What is a wrongful death action in Pennsylvania? It is a claim that seeks “to recover damages for the death of an individual caused by the wrongful act or neglect or unlawful violence or negligence of another ….” 42 Pa. C.S. § 8301(a). But, the right of action only exists for the benefit of certain family members of the decedent. The statute states: “the right of the action created by this section shall exist only for the benefit of the spouse, children or parents of the deceased, whether or not residents” of the Commonwealth of Pennsylvania. 42 Pa.C.S. § 8301(b). As you can see, the potential beneficiaries are limited. Should none of the foregoing beneficiaries exist, however, then a “personal representative of the deceased may bring an action to recover damages for reasonable hospital, nursing, medical, funeral expenses and expenses of administration necessitated by reason of injuries causing death.” 42 Pa. C.S.A. § 8301(d).
Who can bring a wrongful death action in Pennsylvania? Within six months of the death of the decedent, the personal representative of the deceased may bring a wrongful death action. Pa.R.Civ.P. 2202(a),(b). The personal representative is defined as “the executor or administrator of the estate of a decedent duly qualified by law to bring actions within this Commonwealth.” Pa.R.Civ.P. 2201. Nevertheless, should the personal representative of the deceased fail to bring a wrongful death action within six months of the death of the decedent, although the personal representative can still file the action after the six month deadline, any potential beneficiary entitled to recover damages in a wrongful death action may bring the “action as trustee ad litem on behalf of all persons entitled to share in the damages.” Pa.R.CivP. 2202(b).

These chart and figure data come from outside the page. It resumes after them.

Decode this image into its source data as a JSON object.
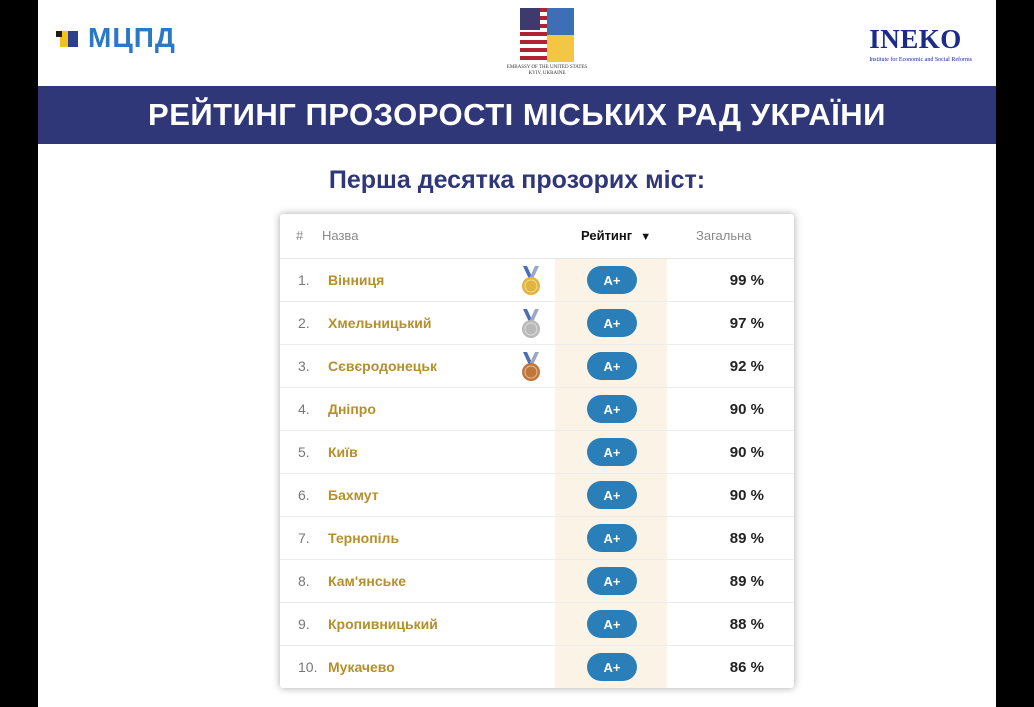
{
  "header": {
    "mcpd_logo": "МЦПД",
    "embassy_caption": "EMBASSY OF THE UNITED STATES KYIV, UKRAINE",
    "ineko_logo": "INEKO",
    "ineko_caption": "Institute for Economic and Social Reforms"
  },
  "banner_title": "РЕЙТИНГ ПРОЗОРОСТІ МІСЬКИХ РАД УКРАЇНИ",
  "subtitle": "Перша десятка прозорих міст:",
  "table": {
    "headers": {
      "rank": "#",
      "name": "Назва",
      "rating": "Рейтинг",
      "total": "Загальна"
    },
    "sort_indicator": "▼",
    "rows": [
      {
        "rank": "1.",
        "city": "Вінниця",
        "grade": "A+",
        "total": "99 %",
        "medal": "gold"
      },
      {
        "rank": "2.",
        "city": "Хмельницький",
        "grade": "A+",
        "total": "97 %",
        "medal": "silver"
      },
      {
        "rank": "3.",
        "city": "Сєвєродонецьк",
        "grade": "A+",
        "total": "92 %",
        "medal": "bronze"
      },
      {
        "rank": "4.",
        "city": "Дніпро",
        "grade": "A+",
        "total": "90 %"
      },
      {
        "rank": "5.",
        "city": "Київ",
        "grade": "A+",
        "total": "90 %"
      },
      {
        "rank": "6.",
        "city": "Бахмут",
        "grade": "A+",
        "total": "90 %"
      },
      {
        "rank": "7.",
        "city": "Тернопіль",
        "grade": "A+",
        "total": "89 %"
      },
      {
        "rank": "8.",
        "city": "Кам'янське",
        "grade": "A+",
        "total": "89 %"
      },
      {
        "rank": "9.",
        "city": "Кропивницький",
        "grade": "A+",
        "total": "88 %"
      },
      {
        "rank": "10.",
        "city": "Мукачево",
        "grade": "A+",
        "total": "86 %"
      }
    ]
  },
  "colors": {
    "banner": "#2f3779",
    "grade_pill": "#2a7fb8",
    "city_text": "#b58f2b",
    "medal_gold": "#e2b43a",
    "medal_silver": "#b9b9b9",
    "medal_bronze": "#c0763a"
  }
}
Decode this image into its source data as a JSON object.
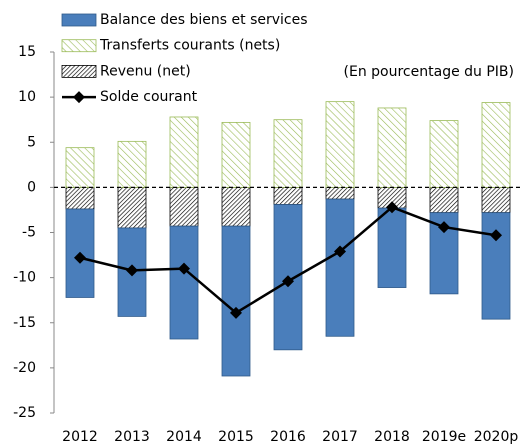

Once an action is filed, it bars any other action for wrongful death. Pa.R.Civ.P. 2202(c).
What are the recoverable damages in a wrongful death action in Pennsylvania? Damages include, but are not limited to: reasonable hospital expenses, nursing expenses, medical expenses, funeral and burial expenses, expenses of administration necessitated by reason of injuries causing death, loss of contributions from the decedent, loss of services, society, and comfort, and loss of services to the decedent’s children, such as guidance, tutelage, and moral upbringing. 42 Pa. C.S.A. § 8301(c); Pennsylvania Suggested Standard Civil Jury Instructions (3rd Ed.) § 6.19 (Civ).
What is the statute of limitations for a wrongful death action in Pennsylvania? An action for wrongful death must be filed within two years of the death of the decedent. 42 Pa.C.S. § 5524(2).